Double Integral

A double integral returns the volume of a Bivariate Function, similar to how a normal integral returns the area of a function.

Definition §

Let $f(x,y)$ be a bivariate function. Then the volume, $V$ of $f$ is equal to :

$$V=\iint f(x,y)\text{d}x\text{d}y=\iint f(x,y)\text{d}A$$

• $A$ is the area of a region ($\text{d}x\text{d}y$).

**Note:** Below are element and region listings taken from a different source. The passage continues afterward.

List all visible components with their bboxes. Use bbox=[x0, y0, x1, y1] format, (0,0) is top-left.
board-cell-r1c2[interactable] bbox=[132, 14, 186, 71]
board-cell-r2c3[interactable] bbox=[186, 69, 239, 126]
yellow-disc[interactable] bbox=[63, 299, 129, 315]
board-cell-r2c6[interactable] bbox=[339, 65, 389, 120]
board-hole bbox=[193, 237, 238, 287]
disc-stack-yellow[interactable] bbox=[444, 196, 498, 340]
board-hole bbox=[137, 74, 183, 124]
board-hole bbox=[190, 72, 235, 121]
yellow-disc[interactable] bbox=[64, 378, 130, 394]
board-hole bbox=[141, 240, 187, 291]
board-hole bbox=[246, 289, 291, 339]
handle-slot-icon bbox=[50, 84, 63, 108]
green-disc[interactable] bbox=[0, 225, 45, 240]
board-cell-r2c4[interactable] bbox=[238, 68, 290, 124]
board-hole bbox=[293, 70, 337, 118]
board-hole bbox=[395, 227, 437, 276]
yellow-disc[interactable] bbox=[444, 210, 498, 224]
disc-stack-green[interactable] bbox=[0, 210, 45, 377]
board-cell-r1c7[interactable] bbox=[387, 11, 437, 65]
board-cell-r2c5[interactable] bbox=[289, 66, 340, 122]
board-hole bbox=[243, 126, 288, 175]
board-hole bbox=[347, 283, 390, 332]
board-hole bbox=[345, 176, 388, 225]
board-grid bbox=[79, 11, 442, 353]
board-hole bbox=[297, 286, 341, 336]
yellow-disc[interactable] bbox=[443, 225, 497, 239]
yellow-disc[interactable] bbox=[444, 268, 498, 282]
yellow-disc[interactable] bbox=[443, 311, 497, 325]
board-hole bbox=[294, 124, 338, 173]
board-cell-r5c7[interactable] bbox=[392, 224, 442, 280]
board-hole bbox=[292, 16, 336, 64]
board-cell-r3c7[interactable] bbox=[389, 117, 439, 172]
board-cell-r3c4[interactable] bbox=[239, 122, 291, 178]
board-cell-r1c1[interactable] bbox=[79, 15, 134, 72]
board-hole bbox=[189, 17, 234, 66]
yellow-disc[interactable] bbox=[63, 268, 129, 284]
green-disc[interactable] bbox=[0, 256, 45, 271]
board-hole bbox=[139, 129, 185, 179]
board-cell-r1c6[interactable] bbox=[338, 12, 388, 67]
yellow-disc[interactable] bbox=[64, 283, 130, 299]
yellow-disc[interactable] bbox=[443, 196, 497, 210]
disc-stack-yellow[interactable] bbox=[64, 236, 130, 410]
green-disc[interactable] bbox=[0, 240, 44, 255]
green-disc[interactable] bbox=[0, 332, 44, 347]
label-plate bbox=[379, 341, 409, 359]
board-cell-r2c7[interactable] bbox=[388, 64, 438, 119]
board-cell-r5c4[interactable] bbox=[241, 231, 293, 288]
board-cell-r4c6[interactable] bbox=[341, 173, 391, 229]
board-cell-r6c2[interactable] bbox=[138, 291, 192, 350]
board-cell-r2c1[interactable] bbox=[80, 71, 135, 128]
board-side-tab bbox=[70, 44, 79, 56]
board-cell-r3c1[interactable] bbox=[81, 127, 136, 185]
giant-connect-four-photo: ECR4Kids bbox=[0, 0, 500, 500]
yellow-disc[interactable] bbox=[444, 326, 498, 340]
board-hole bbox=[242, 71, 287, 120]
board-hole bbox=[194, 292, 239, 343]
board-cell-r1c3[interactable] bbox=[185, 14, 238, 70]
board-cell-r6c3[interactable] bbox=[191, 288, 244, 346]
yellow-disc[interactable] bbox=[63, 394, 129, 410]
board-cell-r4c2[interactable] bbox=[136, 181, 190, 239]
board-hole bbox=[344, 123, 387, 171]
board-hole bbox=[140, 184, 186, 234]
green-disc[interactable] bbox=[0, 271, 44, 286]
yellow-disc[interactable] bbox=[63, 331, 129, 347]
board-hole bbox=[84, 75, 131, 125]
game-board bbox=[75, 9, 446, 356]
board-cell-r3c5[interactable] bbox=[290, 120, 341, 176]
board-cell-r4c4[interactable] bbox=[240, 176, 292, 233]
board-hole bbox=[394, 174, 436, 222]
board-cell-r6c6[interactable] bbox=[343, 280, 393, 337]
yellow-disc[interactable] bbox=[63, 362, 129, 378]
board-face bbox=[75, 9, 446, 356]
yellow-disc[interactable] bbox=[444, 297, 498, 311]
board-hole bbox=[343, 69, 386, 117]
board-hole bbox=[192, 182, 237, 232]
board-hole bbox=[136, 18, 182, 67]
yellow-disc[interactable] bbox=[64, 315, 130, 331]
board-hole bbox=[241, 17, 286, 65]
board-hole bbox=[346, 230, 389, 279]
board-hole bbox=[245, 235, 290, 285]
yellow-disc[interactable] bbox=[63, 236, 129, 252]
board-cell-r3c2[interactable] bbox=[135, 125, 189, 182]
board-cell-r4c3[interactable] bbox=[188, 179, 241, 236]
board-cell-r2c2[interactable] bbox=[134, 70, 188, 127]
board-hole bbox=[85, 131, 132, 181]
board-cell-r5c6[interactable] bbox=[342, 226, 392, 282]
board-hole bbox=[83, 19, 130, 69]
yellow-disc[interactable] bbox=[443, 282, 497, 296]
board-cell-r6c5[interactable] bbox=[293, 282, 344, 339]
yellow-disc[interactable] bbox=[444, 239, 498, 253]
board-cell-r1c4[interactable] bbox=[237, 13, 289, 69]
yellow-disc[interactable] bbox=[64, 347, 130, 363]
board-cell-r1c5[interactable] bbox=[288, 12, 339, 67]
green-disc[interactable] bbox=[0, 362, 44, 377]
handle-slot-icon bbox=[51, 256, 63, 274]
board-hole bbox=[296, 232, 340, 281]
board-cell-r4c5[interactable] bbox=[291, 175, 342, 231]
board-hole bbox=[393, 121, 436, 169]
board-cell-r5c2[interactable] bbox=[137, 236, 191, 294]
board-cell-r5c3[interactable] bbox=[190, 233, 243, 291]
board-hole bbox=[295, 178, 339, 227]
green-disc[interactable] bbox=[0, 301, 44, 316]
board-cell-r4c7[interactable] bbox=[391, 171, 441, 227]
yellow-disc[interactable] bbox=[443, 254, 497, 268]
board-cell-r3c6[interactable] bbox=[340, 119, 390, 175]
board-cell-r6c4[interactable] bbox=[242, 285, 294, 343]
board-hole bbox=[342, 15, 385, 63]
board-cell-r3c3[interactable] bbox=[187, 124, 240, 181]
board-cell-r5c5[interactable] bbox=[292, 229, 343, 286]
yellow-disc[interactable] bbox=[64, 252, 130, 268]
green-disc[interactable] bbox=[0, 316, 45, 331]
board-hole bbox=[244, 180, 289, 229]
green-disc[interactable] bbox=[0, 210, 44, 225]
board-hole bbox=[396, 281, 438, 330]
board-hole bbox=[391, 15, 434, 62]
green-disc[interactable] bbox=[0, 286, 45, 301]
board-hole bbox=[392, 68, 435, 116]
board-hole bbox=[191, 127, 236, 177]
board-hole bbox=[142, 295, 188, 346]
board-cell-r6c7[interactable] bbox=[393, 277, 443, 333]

Literally $\text{d}x$ multiplied by $\text{d}y$.

In definite form:

$$V={\iint }_{D}f(x,y)\text{d}A={\int }_c^d{\int }_a^{b}f(x,y)\text{d}x\text{d}y$$

• $D$ is the domain rectangle, and can be represented as $[a,b]\times [c,d]$, which is equivalent to $a\le x\le b$ and $c\le y\le d$.

Fubini’s Theorem §

Let f : ${\mathbb{R}}^2\to \mathbb{R}$ be a continuous function over the domain $D=[a,b]\times [c,d]$. Then:

$$\int {\int }_{D}f(x,y)\text{d}A=\int \int f(x,y)\text{d}x\text{d}y=\int \int f(x,y)\text{d}y\text{d}x$$

I.e. the order of integration does not matter.

Fubini’s theorem makes integration a lot easier, in some cases.